I shed a tear listening to the teacher who said, “Oh my God, please help me. When I enter the school area, I pray... Help me. Help me. I cannot do it alone.”

That is the reality facing many teachers teaching English in our country today. Despite their courageous commitment and steadfast dedication to their students, they often stand alone. They deserve better.

The constant politicisation of the education system has resulted in unsustainable initiatives and half-hearted programmes subject to the whims and fancies of the politicians who helm the Ministry of Education. Already there is talk of slow retreat from the ambitious Malaysia Education Blueprint (2013 — 2025) simply because it was developed and championed under the aegis of former Deputy Prime Minister and Education Minister Tan Sri Muhiyiddin Yassin.

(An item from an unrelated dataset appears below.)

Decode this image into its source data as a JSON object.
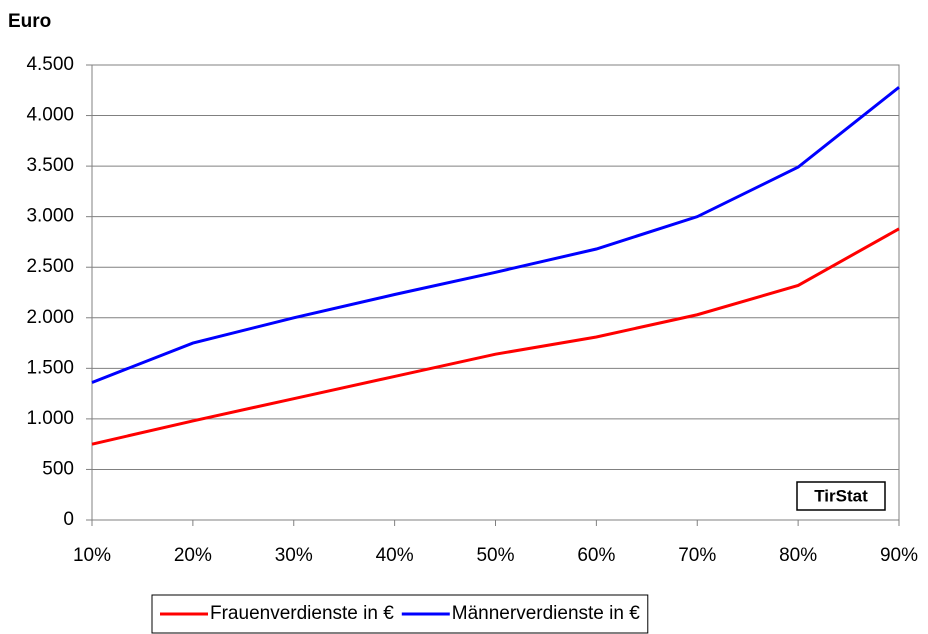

How many more pilot projects or programmes does the Ministry of Education need? How many times does it need to convene roundtable discussions, dialogues, consultations? The professionals and educationalists at the Ministry already know what is needed.

At the end of the videos, Pemandu calls for drastic action to address the deteriorating situation.

An MoU will be signed during Indian Prime Minister Narendra Modi’s upcoming visit to Malaysia which will see hundreds of English teachers from India teaching in rural schools across the country for two years as yet another pilot project. Who knows? Maybe that will do the trick. One thing I do know is that there are no shortcuts to education.

But here’s my suggestion. I call for the appointment of a professional educator as an English Language czar to replace the current Minister of Education and Deputy Minister as the lead to address this crisis. Their lacklustre response to the videos thus far reflects the lack of interest, urgency and moral courage that they have on this issue. Honestly, they just do not inspire confidence.

The czar should be a single point person to oversee all efforts to improve the proficiency of the English language in Malaysian schools. As a professional educator, she or he will be value-driven, guided by principles, passion, commitment to education and a purpose bigger than themselves.

That person will have the full mandate, power and time to make whatever changes and innovations necessary, to introduce drastic measures and bring in the full resources of the government, regardless of political consideration to do what needs to be done to ensure that our children, their parents and most importantly, their teachers get the help and support that they need.

They all deserve better from us.

* This is the personal opinion of the columnist.